Much of the stress we are under is the result of a confusion of wants and needs. Many people believe they need things when really these things are merely wants.
The philosopher Epicurus distinguished these and discussed the problems in confusing them long ago. There are three categories of desires. The first are natural and necessary and include the basics: food, clothing, shelter, as well as friendship, freedom, and thinking. We require these in order to be happy. And, for Epicurus, these are all that we require in order to be happy.
But, there are also natural and unnecessary desires (wants that become confused with needs). These include many of the luxury items in our life; fancy food, clothing, big houses, fancy cars. All of which we desire but do not require to be happy. The problem occurs when we believe we need these things, purchase them, and then find that we have to work to afford them. So, people end up working, not for themselves, but their things.
Third, Epicurus identifies the unnatural and unnecessary desires for power and fame. These may be at the root of our belief that the natural but unnecessary desires are really needs. After all, if you strongly desire fame and power, you will deduce that you need those things that Epicurus classifies as natural but unnecessary.
There is a wonderful quote from Einstein about the perils of fame: "With fame, I have become more and more stupid, which of course, is a very common phenomenon. But you have to take it all with good humor. Charlie Chaplin had it right. When he and I met we were surrounded by people calling our names. 'What does it all mean?' I asked him. 'Nothing.' he replied."
Fame and power are truly unnatural and unnecessary.
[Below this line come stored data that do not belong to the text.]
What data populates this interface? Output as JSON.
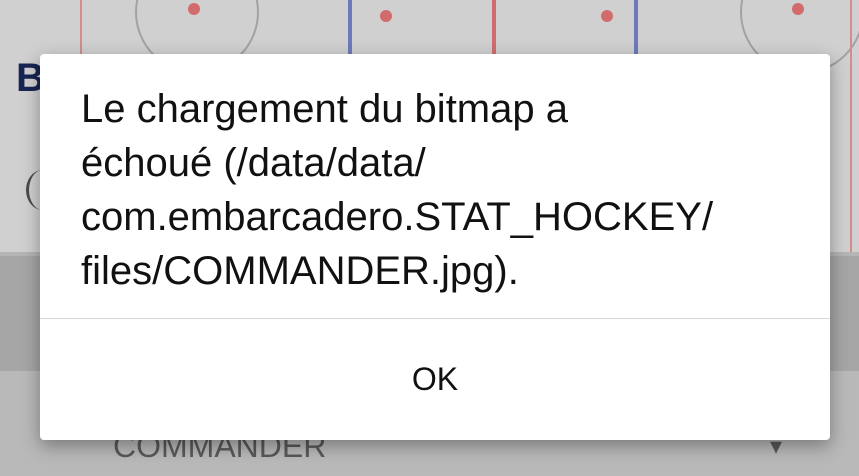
{
  "background": {
    "heading_fragment": "B",
    "dropdown_value": "COMMANDER",
    "dropdown_arrow": "▾",
    "colors": {
      "red_line": "#ef7d7d",
      "blue_line": "#7b8bd6",
      "heading": "#1c2a5e"
    }
  },
  "dialog": {
    "message": "Le chargement du bitmap a\néchoué (/data/data/\ncom.embarcadero.STAT_HOCKEY/\nfiles/COMMANDER.jpg).",
    "ok_label": "OK"
  }
}
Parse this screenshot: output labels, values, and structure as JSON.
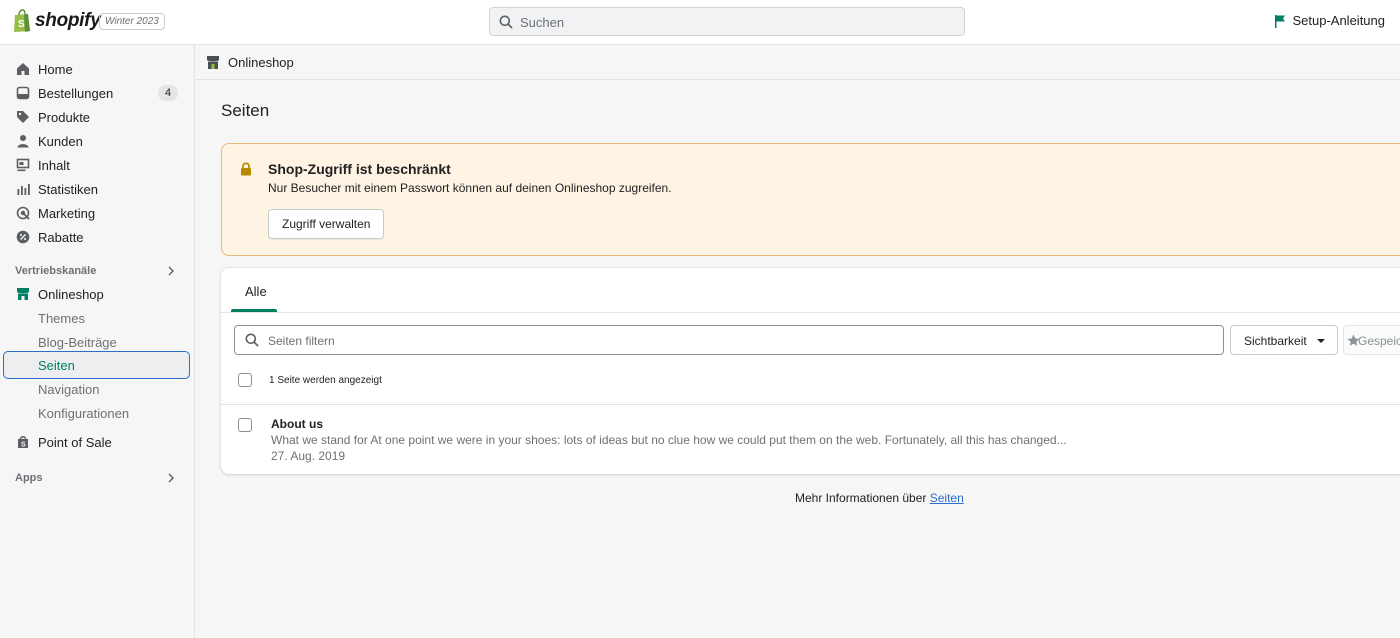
{
  "topbar": {
    "brand": "shopify",
    "edition": "Winter 2023",
    "search_placeholder": "Suchen",
    "setup_label": "Setup-Anleitung"
  },
  "sidebar": {
    "items": [
      {
        "label": "Home",
        "icon": "home-icon"
      },
      {
        "label": "Bestellungen",
        "icon": "orders-icon",
        "badge": "4"
      },
      {
        "label": "Produkte",
        "icon": "tag-icon"
      },
      {
        "label": "Kunden",
        "icon": "person-icon"
      },
      {
        "label": "Inhalt",
        "icon": "content-icon"
      },
      {
        "label": "Statistiken",
        "icon": "bar-chart-icon"
      },
      {
        "label": "Marketing",
        "icon": "target-icon"
      },
      {
        "label": "Rabatte",
        "icon": "discount-icon"
      }
    ],
    "sales_channels_label": "Vertriebskanäle",
    "onlineshop": {
      "label": "Onlineshop",
      "sub": [
        "Themes",
        "Blog-Beiträge",
        "Seiten",
        "Navigation",
        "Konfigurationen"
      ],
      "active": "Seiten"
    },
    "pos_label": "Point of Sale",
    "apps_label": "Apps"
  },
  "breadcrumb": {
    "label": "Onlineshop"
  },
  "page": {
    "title": "Seiten"
  },
  "banner": {
    "title": "Shop-Zugriff ist beschränkt",
    "message": "Nur Besucher mit einem Passwort können auf deinen Onlineshop zugreifen.",
    "button": "Zugriff verwalten"
  },
  "card": {
    "tab": "Alle",
    "filter_placeholder": "Seiten filtern",
    "visibility_label": "Sichtbarkeit",
    "saved_label": "Gespeic",
    "count_text": "1 Seite werden angezeigt",
    "rows": [
      {
        "title": "About us",
        "description": "What we stand for At one point we were in your shoes: lots of ideas but no clue how we could put them on the web. Fortunately, all this has changed...",
        "date": "27. Aug. 2019"
      }
    ]
  },
  "footer": {
    "text": "Mehr Informationen über ",
    "link": "Seiten"
  },
  "colors": {
    "accent_green": "#008060",
    "link_blue": "#2c6ecb",
    "banner_bg": "#fff4e4",
    "banner_border": "#e8b878"
  }
}
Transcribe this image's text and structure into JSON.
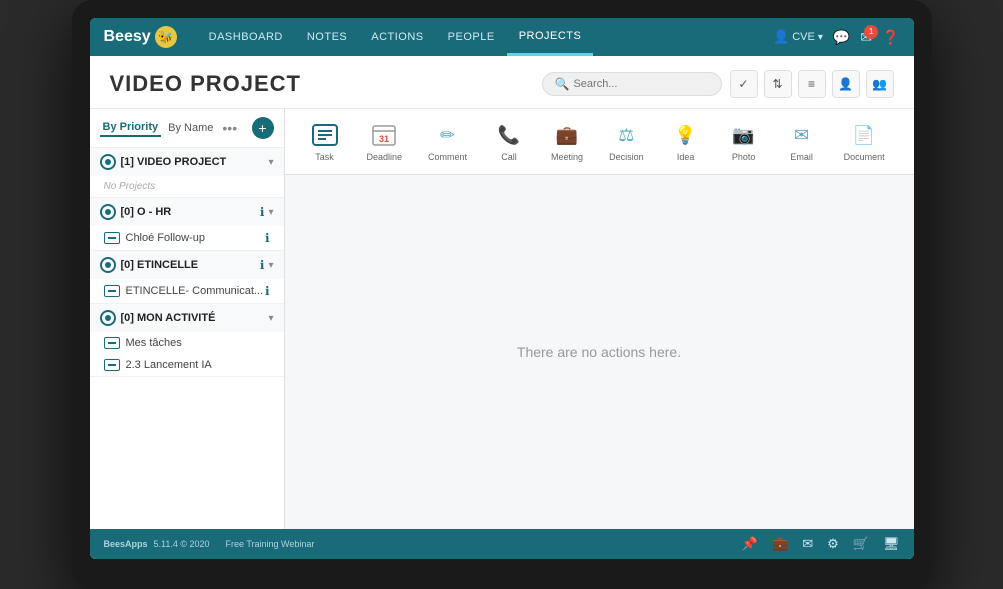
{
  "app": {
    "name": "Beesy",
    "version": "5.11.4 © 2020",
    "training_link": "Free Training Webinar"
  },
  "nav": {
    "links": [
      {
        "label": "DASHBOARD",
        "active": false
      },
      {
        "label": "NOTES",
        "active": false
      },
      {
        "label": "ACTIONS",
        "active": false
      },
      {
        "label": "PEOPLE",
        "active": false
      },
      {
        "label": "PROJECTS",
        "active": true
      }
    ],
    "user": "CVE",
    "notification_count": "1"
  },
  "page": {
    "title": "VIDEO PROJECT",
    "search_placeholder": "Search..."
  },
  "sidebar": {
    "tab_priority": "By Priority",
    "tab_name": "By Name",
    "projects": [
      {
        "id": "p1",
        "label": "[1] VIDEO PROJECT",
        "expanded": true,
        "no_projects_text": "No Projects"
      },
      {
        "id": "p2",
        "label": "[0] O - HR",
        "expanded": true,
        "children": [
          {
            "label": "Chloé Follow-up"
          }
        ]
      },
      {
        "id": "p3",
        "label": "[0] ETINCELLE",
        "expanded": true,
        "children": [
          {
            "label": "ETINCELLE- Communicat..."
          }
        ]
      },
      {
        "id": "p4",
        "label": "[0] MON ACTIVITÉ",
        "expanded": true,
        "children": [
          {
            "label": "Mes tâches"
          },
          {
            "label": "2.3 Lancement IA"
          }
        ]
      }
    ]
  },
  "action_types": [
    {
      "label": "Task",
      "icon": "☑",
      "selected": true
    },
    {
      "label": "Deadline",
      "icon": "31",
      "is_number": true
    },
    {
      "label": "Comment",
      "icon": "✏"
    },
    {
      "label": "Call",
      "icon": "📞"
    },
    {
      "label": "Meeting",
      "icon": "💼"
    },
    {
      "label": "Decision",
      "icon": "⚖"
    },
    {
      "label": "Idea",
      "icon": "💡"
    },
    {
      "label": "Photo",
      "icon": "📷"
    },
    {
      "label": "Email",
      "icon": "✉"
    },
    {
      "label": "Document",
      "icon": "📄"
    }
  ],
  "main_content": {
    "empty_message": "There are no actions here."
  }
}
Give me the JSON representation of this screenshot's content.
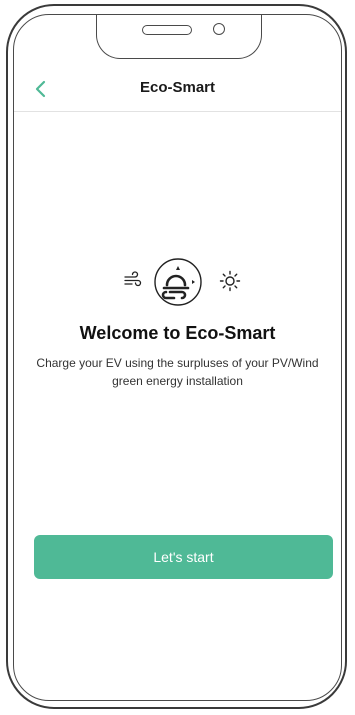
{
  "header": {
    "title": "Eco-Smart",
    "back_icon": "chevron-left-icon"
  },
  "hero": {
    "icons": [
      "wind-icon",
      "eco-smart-icon",
      "sun-icon"
    ],
    "title": "Welcome to Eco-Smart",
    "description": "Charge your EV using the surpluses of your PV/Wind green energy installation"
  },
  "cta": {
    "label": "Let's start"
  },
  "colors": {
    "accent": "#4fb996",
    "text": "#1a1a1a"
  }
}
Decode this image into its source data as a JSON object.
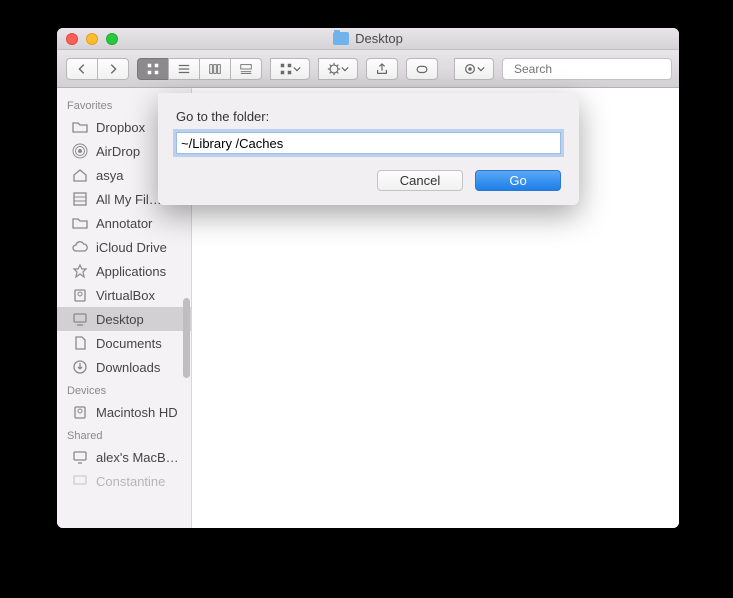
{
  "window": {
    "title": "Desktop"
  },
  "toolbar": {
    "search_placeholder": "Search"
  },
  "sidebar": {
    "sections": {
      "favorites": "Favorites",
      "devices": "Devices",
      "shared": "Shared"
    },
    "favorites": [
      {
        "label": "Dropbox",
        "icon": "folder"
      },
      {
        "label": "AirDrop",
        "icon": "airdrop"
      },
      {
        "label": "asya",
        "icon": "home"
      },
      {
        "label": "All My Fil…",
        "icon": "allfiles"
      },
      {
        "label": "Annotator",
        "icon": "folder"
      },
      {
        "label": "iCloud Drive",
        "icon": "cloud"
      },
      {
        "label": "Applications",
        "icon": "apps"
      },
      {
        "label": "VirtualBox",
        "icon": "disk"
      },
      {
        "label": "Desktop",
        "icon": "desktop",
        "selected": true
      },
      {
        "label": "Documents",
        "icon": "documents"
      },
      {
        "label": "Downloads",
        "icon": "downloads"
      }
    ],
    "devices": [
      {
        "label": "Macintosh HD",
        "icon": "disk"
      }
    ],
    "shared": [
      {
        "label": "alex's MacB…",
        "icon": "monitor"
      },
      {
        "label": "Constantine",
        "icon": "monitor"
      }
    ]
  },
  "sheet": {
    "label": "Go to the folder:",
    "value": "~/Library /Caches",
    "cancel": "Cancel",
    "go": "Go"
  }
}
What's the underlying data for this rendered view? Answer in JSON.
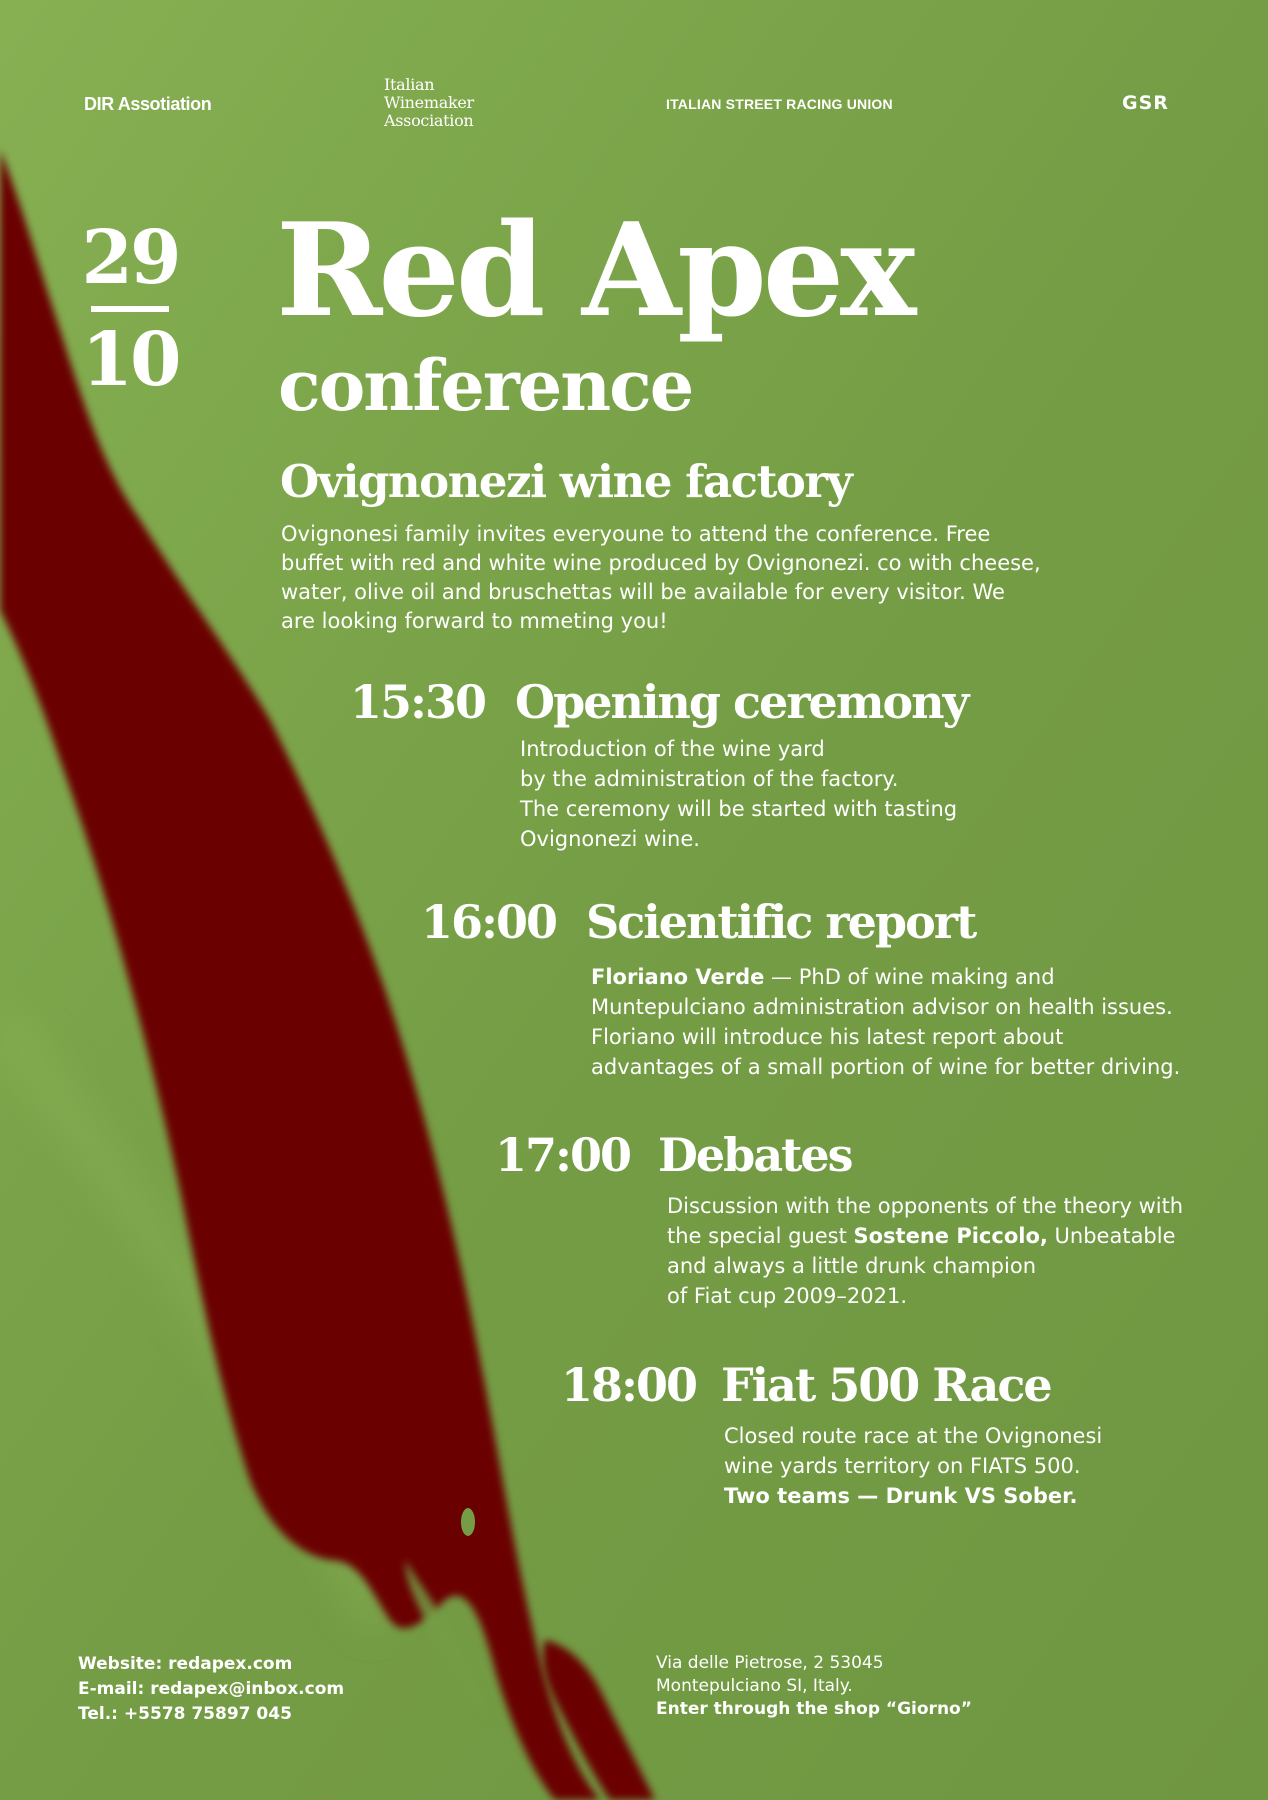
{
  "colors": {
    "background": "#759d45",
    "wine_red": "#6a0306",
    "text": "#ffffff"
  },
  "header": {
    "org_1": "DIR Assotiation",
    "org_2_lines": [
      "Italian",
      "Winemaker",
      "Association"
    ],
    "org_3": "ITALIAN STREET RACING UNION",
    "org_4": "GSR"
  },
  "date": {
    "day": "29",
    "month": "10"
  },
  "title": "Red Apex",
  "subtitle": "conference",
  "venue": {
    "title": "Ovignonezi wine  factory",
    "description": "Ovignonesi family invites everyoune to attend the conference. Free buffet with red and white wine produced by Ovignonezi. co with cheese, water, olive oil and bruschettas will be available for every visitor. We are looking forward to mmeting you!"
  },
  "schedule": [
    {
      "time": "15:30",
      "name": "Opening ceremony",
      "lines": [
        "Introduction of the wine yard",
        "by the administration of the factory.",
        "The ceremony will be started with tasting",
        "Ovignonezi wine."
      ]
    },
    {
      "time": "16:00",
      "name": "Scientific report",
      "speaker": "Floriano Verde",
      "line_1_rest": " — PhD of wine making and",
      "lines": [
        "Muntepulciano administration advisor on health issues.",
        "Floriano will introduce his latest report about",
        "advantages of a small portion of wine for better driving."
      ]
    },
    {
      "time": "17:00",
      "name": "Debates",
      "line_1": "Discussion with the opponents of the theory with",
      "line_2_start": "the special guest ",
      "guest": "Sostene Piccolo,",
      "line_2_end": " Unbeatable",
      "lines": [
        "and always a little drunk champion",
        "of Fiat cup 2009–2021."
      ]
    },
    {
      "time": "18:00",
      "name": "Fiat 500 Race",
      "lines": [
        "Closed route race at the Ovignonesi",
        "wine yards territory on FIATS 500."
      ],
      "emphasis": "Two teams — Drunk VS Sober."
    }
  ],
  "contacts": {
    "website": "Website: redapex.com",
    "email": "E-mail: redapex@inbox.com",
    "phone": "Tel.: +5578 75897 045"
  },
  "address": {
    "line_1": "Via delle Pietrose, 2 53045",
    "line_2": "Montepulciano SI, Italy.",
    "line_3": "Enter through the shop “Giorno”"
  }
}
Another cause of our stress is our belief that we need to keep up, keep going faster, being more productive. Again, this confuses a want with a need. However, a movement has been growing against this in recent years called the "slowness movement." Carl Honore has published a book titled In Praise of Slowness discussing the benefits of slow work, slow food, slow sex, and a relaxed stress-free approach to life in general.
There is nothing new here really as Henry David Thoreau wrote eloquently on this in his essay "Life Without Principle." In it, he writes "I wish to suggest that a man may be very industrious, and yet not spend his time well. There is no more fatal blunderer than he who consumes the greater part of his life getting his living. If I should sell my forenoons and afternoons to society, as most appear to do, I am sure that for me there would be nothing left worth living for." But, we are all too willing to sell our forenoons and afternoons leaving nothing behind for ourselves or our families and friends. We impose these conditions and requirements on ourselves and then feel stressed when we cannot keep up.
We can only do so much on any given day. Once we do that and do our best we should be satisfied with that and recognize that there are limits to what we can do. This recognition is a good start to living a life of happiness.
Perhaps we should heed the words of William James: "Not that I would not, if I could, be both handsome and fat and well dressed, and a great athlete, and make a million a year, be a wit, a bon vivant, and a lady-killer, as well as a philosopher; a philanthropist, statesman, warrior, and African explorer, as well as a 'tone-poet' and saint. But the thing is simply impossible."